40 000 euros de frais de taxis pour la présidente de I’INA

 

 

Après Mathieu Gallet, c’est l’actuelle présidente t de l’INA qui fait 40 000 euros de dépenses de taxis en 10 mois . C’est une information révélée sur France Info par notre chroniqueur Enguerran Renault, rédacteur en chef médias du Figaro.
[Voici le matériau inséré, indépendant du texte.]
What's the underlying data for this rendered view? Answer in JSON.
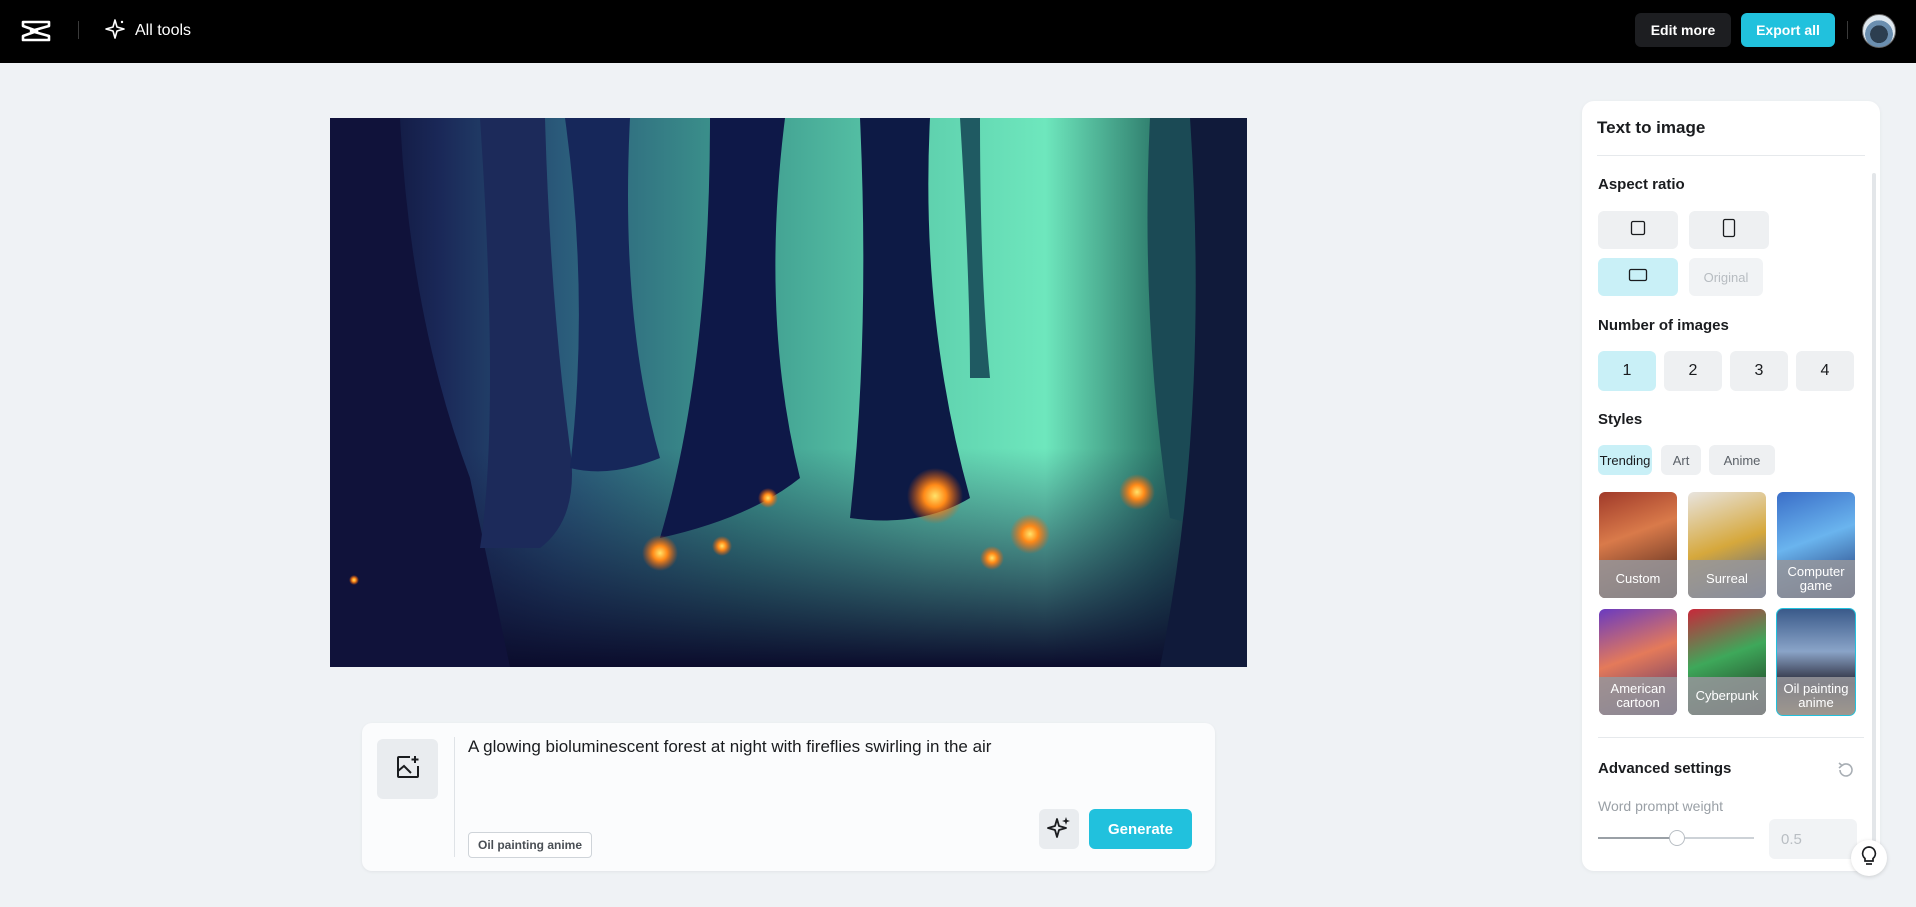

Agnès Saal, présidente de l’Ina, est rattrapée par des notes mirobolantes de taxi, 40.000 euros en 10 mois.  Un corbeau a envoyé une lettre anonyme à tous les administrateurs de l’Ina pour y dénoncer des frais de taxi énormes de la part de la présidente Agnès Saal. 40.000 euros de frais de taxi en 10 mois. Elle s’est justifiée devant les collaborateurs et s’est engagée à rembourser tout ce qui relevait des déplacements privés. Son fils a utilisé le code de taxi pour 6.700 euros. Elle a fait immédiatement un chèque pour rembourser. Fleur Pellerin, ministre de la Culture, a missionné l’Inspection générale des affaires culturelles pour enquêter sur l’utilisation des frais de fonctionnement de tous les PDG de l’audiovisuel public, et des établissements culturels qui relèvent de son ministère. Elle réclame plus de transparence et d’exemplarité sur l’utilisation des fonds. Agnès Saal a remplacé Mathieu Gallet à la tête de l’Ina, lui-même rattrapé par d’importantes dépenses en tant que PDG de Radio France. L’enquête de l’inspection des Finances sur Radio France l’a dédouané.